This is an interesting wireless network design scenario.
One acre is roughly 208.71 feet × 208.71 feet square.
So 4.5 acres would be roughly 522 feet x 522 feet, assuming that the property is square.
WIFI 6 (802.11 ax) has a maximum range of roughly 175 feet.
This estimate works great for the signal coming from the AP,
but WIFI is a 2 way street and you don't specify what the clients are.
Let's assume there is a clear line of site from the AP to the clients
with no obstructions. Let's also assume that all of the clients are
WIFI 6 capable and have a maximum range of 100 feet.
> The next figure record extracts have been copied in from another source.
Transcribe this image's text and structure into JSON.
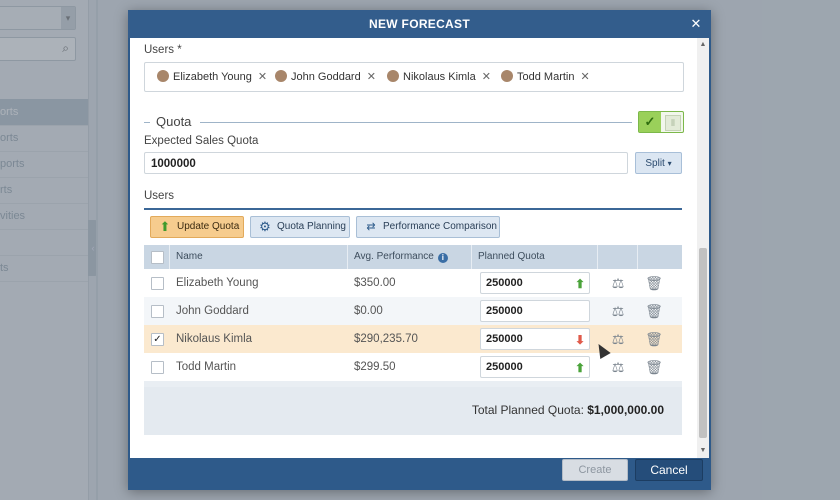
{
  "background": {
    "nav_items": [
      "orts",
      "orts",
      "ports",
      "rts",
      "vities",
      "",
      "ts"
    ]
  },
  "modal": {
    "title": "NEW FORECAST",
    "close_icon": "close-icon"
  },
  "form": {
    "users_label": "Users *",
    "selected_users": [
      {
        "name": "Elizabeth Young"
      },
      {
        "name": "John Goddard"
      },
      {
        "name": "Nikolaus Kimla"
      },
      {
        "name": "Todd Martin"
      }
    ],
    "quota_section_title": "Quota",
    "quota_toggle": {
      "checked": true,
      "label": "✓"
    },
    "expected_quota_label": "Expected Sales Quota",
    "expected_quota_value": "1000000",
    "split_label": "Split",
    "users_table_label": "Users"
  },
  "toolbar": {
    "update_quota": "Update Quota",
    "quota_planning": "Quota Planning",
    "performance_comparison": "Performance Comparison"
  },
  "table": {
    "columns": [
      "Name",
      "Avg. Performance",
      "Planned Quota"
    ],
    "rows": [
      {
        "checked": false,
        "name": "Elizabeth Young",
        "avg_performance": "$350.00",
        "planned_quota": "250000",
        "trend": "up"
      },
      {
        "checked": false,
        "name": "John Goddard",
        "avg_performance": "$0.00",
        "planned_quota": "250000",
        "trend": "none"
      },
      {
        "checked": true,
        "name": "Nikolaus Kimla",
        "avg_performance": "$290,235.70",
        "planned_quota": "250000",
        "trend": "down"
      },
      {
        "checked": false,
        "name": "Todd Martin",
        "avg_performance": "$299.50",
        "planned_quota": "250000",
        "trend": "up"
      }
    ],
    "total_label": "Total Planned Quota:",
    "total_value": "$1,000,000.00"
  },
  "footer": {
    "create_label": "Create",
    "cancel_label": "Cancel"
  },
  "colors": {
    "header": "#335d8c",
    "accent_orange": "#f6cc8e",
    "toggle_green": "#9ad05a",
    "selected_row": "#fbe9cf"
  }
}
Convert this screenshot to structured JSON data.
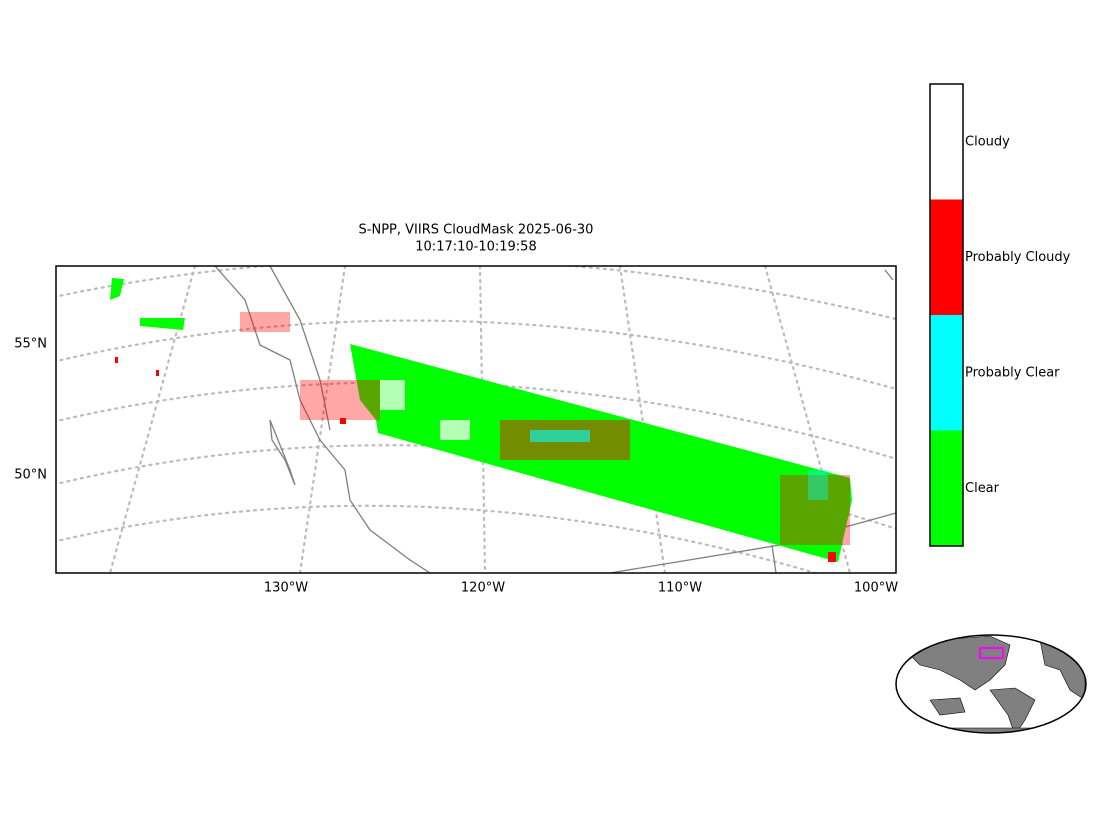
{
  "title": {
    "line1": "S-NPP, VIIRS CloudMask 2025-06-30",
    "line2": "10:17:10-10:19:58"
  },
  "map": {
    "lat_labels": [
      "55°N",
      "50°N"
    ],
    "lon_labels": [
      "130°W",
      "120°W",
      "110°W",
      "100°W"
    ]
  },
  "colorbar": {
    "labels": [
      "Clear",
      "Probably Clear",
      "Probably Cloudy",
      "Cloudy"
    ],
    "colors": [
      "#00ff00",
      "#00ffff",
      "#ff0000",
      "#ffffff"
    ]
  }
}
Based on this, I estimate you would need a minimum of 15 APs,
with 9 APs along the sides of the square and 6 more deployed
around the interior of the square. You would probably want
to use patch antennas around the sides of the square and omni-directional
antennas inside the square. Mounting each of the APs and antennas on a 10 to 12 foot
pole would probably be sufficient.
If the clients are only capable of WIFI 5 or even 4, then you would need to
double or triple the number of APs.
This is a rough calculation and a real site survey would be much more accurate.
The Meraki mesh design guide has some excellent recommendations on which APs
need to be wired repeaters or wireless gateways.
https://documentation.meraki.com/MR/Deployment_Guides/Mesh_Deployment_Guide
Based on the recommendations from the guide, all of the APs on the outside
of the square need to be wired and at least one of the APs in the middle of the square
would need to be wired too. And since the network deployment is outside,
I would recommend that you run fiber for all of the wired connections.
You would also have to run power to all of the APs too.
Since you would have to run power to the AP locations, you might as well run fiber too.
You would also need some power surge protection and proper grounding too.
Something like these adapters would work well for the AP side of the fiber connection:
https://www.perle.com/products/media-converters/poe-media-converters.shtml
Multi-mode fiber would be sufficient, no need for single mode fiber and the additional expense.
You would probably need a Meraki MS410-16 switch to connect all of the APs together.
Their are more factors to consider such as what the internet connection is and what
the requirements are for client bandwidth and what the clients are actually accessing over
the wireless network.
In order to take full advantage of the MR86 higher bandwidth, you would have to go with
10 gigabit over fiber, along with an MS425-16 switch and at least an MX105 firewall
to handle a 3 gigabit internet connection. I don't know if anyone even makes a 10 gigabit
fiber to multi-gigabit PoE converter. If their were a lot of clients consuming a lot
of bandwidth, an MX250 or MX450 would be a better choice.
The MR76 AP would probably be more than sufficient and much cheaper.
This would still be a significant capital expenditure to purchase and deploy.